Berkeley Institute for Data Science, University of California, Berkeley, Berkeley, California, United States of America.
Bakar Computational Health Sciences Institute, University of California, San Francisco, San Francisco, California, United States of America.
PLoS Comput Biol. 2021 Nov 11;17(11):e1009481. doi: 10.1371/journal.pcbi.1009481. eCollection 2021 Nov.

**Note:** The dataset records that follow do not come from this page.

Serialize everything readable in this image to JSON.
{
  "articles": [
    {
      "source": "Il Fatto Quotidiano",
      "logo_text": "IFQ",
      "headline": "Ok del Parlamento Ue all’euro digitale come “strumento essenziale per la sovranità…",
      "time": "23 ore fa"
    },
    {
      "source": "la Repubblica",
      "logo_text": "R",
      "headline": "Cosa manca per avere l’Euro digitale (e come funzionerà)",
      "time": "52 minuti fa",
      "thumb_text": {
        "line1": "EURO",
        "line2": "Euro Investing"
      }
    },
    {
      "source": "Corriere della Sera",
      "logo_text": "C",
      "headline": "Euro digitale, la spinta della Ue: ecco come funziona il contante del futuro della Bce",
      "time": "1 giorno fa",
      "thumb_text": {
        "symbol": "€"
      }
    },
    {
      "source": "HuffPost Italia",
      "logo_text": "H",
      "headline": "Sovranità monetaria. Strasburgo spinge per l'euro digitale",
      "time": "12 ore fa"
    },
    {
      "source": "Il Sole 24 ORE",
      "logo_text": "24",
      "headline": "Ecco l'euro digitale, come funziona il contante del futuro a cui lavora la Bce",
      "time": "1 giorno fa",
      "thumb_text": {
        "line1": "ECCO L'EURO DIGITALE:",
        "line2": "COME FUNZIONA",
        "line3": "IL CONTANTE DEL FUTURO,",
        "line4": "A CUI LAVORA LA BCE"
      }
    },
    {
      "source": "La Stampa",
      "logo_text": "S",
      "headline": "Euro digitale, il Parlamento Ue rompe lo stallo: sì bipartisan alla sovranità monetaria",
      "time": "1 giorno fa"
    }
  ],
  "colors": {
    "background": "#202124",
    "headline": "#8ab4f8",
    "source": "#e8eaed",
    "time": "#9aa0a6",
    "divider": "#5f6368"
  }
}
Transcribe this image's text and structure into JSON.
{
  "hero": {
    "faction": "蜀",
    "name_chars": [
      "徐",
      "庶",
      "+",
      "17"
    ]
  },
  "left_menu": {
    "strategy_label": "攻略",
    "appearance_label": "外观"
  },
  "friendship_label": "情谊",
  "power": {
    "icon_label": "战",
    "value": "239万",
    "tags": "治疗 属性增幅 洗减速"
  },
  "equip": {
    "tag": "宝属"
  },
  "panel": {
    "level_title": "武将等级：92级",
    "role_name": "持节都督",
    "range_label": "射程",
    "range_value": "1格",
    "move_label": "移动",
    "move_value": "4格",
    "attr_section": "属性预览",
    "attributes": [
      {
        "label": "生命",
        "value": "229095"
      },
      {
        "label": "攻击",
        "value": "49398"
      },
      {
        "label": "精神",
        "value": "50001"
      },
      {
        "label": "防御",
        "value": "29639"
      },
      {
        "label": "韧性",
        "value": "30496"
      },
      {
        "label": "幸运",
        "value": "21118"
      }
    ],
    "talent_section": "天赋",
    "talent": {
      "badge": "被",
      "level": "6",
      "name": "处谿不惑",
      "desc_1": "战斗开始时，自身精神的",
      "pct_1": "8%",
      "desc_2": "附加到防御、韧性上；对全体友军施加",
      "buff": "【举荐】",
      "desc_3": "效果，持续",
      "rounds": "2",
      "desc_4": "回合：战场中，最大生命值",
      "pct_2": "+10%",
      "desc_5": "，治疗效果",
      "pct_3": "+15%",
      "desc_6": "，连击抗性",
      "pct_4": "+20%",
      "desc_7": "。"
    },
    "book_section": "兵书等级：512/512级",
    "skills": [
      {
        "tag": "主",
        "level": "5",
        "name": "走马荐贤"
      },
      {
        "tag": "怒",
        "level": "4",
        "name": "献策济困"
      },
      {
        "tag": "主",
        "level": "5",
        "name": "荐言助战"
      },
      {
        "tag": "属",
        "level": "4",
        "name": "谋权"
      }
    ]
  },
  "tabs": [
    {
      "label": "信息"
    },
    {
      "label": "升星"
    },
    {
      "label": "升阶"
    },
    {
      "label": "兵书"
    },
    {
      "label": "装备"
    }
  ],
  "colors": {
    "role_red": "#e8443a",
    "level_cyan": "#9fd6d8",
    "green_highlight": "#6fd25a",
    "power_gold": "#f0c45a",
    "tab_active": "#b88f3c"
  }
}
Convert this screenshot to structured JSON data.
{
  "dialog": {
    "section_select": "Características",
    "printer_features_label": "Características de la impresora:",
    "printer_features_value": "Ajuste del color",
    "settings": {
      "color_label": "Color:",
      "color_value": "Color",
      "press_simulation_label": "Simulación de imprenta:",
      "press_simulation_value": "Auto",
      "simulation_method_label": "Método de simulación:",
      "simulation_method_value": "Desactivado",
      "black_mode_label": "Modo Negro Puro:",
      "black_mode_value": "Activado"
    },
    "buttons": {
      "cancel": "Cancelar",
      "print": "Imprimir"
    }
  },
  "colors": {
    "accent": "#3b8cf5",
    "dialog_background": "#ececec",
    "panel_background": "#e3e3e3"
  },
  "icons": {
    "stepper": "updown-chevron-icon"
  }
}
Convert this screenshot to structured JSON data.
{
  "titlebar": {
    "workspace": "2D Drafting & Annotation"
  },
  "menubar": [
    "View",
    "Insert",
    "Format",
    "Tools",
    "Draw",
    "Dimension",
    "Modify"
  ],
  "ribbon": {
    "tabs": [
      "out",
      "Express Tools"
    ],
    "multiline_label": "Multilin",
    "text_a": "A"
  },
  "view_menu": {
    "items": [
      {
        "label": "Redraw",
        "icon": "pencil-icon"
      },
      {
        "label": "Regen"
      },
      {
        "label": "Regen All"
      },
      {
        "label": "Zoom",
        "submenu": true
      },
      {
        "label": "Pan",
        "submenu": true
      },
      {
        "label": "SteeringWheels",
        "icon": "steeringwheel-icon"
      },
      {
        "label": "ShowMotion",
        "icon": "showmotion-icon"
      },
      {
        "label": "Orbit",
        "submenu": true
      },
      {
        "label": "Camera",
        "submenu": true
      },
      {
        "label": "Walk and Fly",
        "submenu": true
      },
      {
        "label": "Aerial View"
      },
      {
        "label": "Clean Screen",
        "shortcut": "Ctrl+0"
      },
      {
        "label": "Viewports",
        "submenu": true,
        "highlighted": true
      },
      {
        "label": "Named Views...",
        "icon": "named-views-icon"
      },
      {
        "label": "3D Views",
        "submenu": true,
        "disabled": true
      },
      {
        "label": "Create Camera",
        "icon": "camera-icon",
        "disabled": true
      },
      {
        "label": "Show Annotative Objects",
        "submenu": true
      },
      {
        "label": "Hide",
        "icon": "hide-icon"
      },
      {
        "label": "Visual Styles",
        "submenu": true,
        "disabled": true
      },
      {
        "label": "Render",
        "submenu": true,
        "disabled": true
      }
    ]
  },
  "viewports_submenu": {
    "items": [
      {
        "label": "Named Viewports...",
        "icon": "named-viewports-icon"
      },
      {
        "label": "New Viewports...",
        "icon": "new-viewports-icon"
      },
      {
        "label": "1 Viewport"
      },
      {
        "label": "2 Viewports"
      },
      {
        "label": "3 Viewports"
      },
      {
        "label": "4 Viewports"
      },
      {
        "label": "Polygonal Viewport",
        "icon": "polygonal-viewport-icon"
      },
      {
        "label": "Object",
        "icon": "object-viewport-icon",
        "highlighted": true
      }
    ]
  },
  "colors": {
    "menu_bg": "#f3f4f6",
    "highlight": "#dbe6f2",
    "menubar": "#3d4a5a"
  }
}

Functional, usable, and maintainable open-source software is increasingly essential to scientific research, but there is a large variation in formal training for software development and maintainability. Here, we propose 10 "rules" centered on 2 best practice components: clean code and testing. These 2 areas are relatively straightforward and provide substantial utility relative to the learning investment. Adopting clean code practices helps to standardize and organize software code in order to enhance readability and reduce cognitive load for both the initial developer and subsequent contributors; this allows developers to concentrate on core functionality and reduce errors. Clean coding styles make software code more amenable to testing, including unit tests that work best with modular and consistent software code. Unit tests interrogate specific and isolated coding behavior to reduce coding errors and ensure intended functionality, especially as code increases in complexity; unit tests also implicitly provide example usages of code. Other forms of testing are geared to discover erroneous behavior arising from unexpected inputs or emerging from the interaction of complex codebases. Although conforming to coding styles and designing tests can add time to the software development project in the short term, these foundational tools can help to improve the correctness, quality, usability, and maintainability of open-source scientific software code. They also advance the principal point of scientific research: producing accurate results in a reproducible way. In addition to suggesting several tips for getting started with clean code and testing practices, we recommend numerous tools for the popular open-source scientific software languages Python, R, and Julia.
功能齐全、易于使用且可维护的开源软件对于科学研究越来越重要,但软件开发和可维护性的正式培训差异很大。在这里,我们提出了 10 条“规则”,这些规则以两个最佳实践组件为中心:代码整洁和测试。这两个领域相对简单,与学习投资相比,提供了大量实用价值。采用整洁的代码实践有助于标准化和组织软件代码,以提高可读性并降低初始开发人员和后续贡献者的认知负担;这使开发人员能够专注于核心功能并减少错误。整洁的编码风格使软件代码更易于测试,包括最适合模块化和一致的软件代码的单元测试。单元测试询问特定的和孤立的编码行为,以减少编码错误并确保预期的功能,尤其是在代码变得更加复杂时;单元测试还隐式提供了代码的示例用法。其他形式的测试旨在发现由于意外输入或复杂代码库的交互而产生的错误行为。虽然在短期内遵守编码风格和设计测试会增加软件开发项目的时间,但这些基础工具可以帮助提高开源科学软件代码的正确性、质量、可用性和可维护性。它们还推进了科学研究的主要观点:以可重复的方式产生准确的结果。除了提出一些有关开始使用整洁的代码和测试实践的提示外,我们还为流行的开源科学软件语言 Python、R 和 Julia 推荐了许多工具。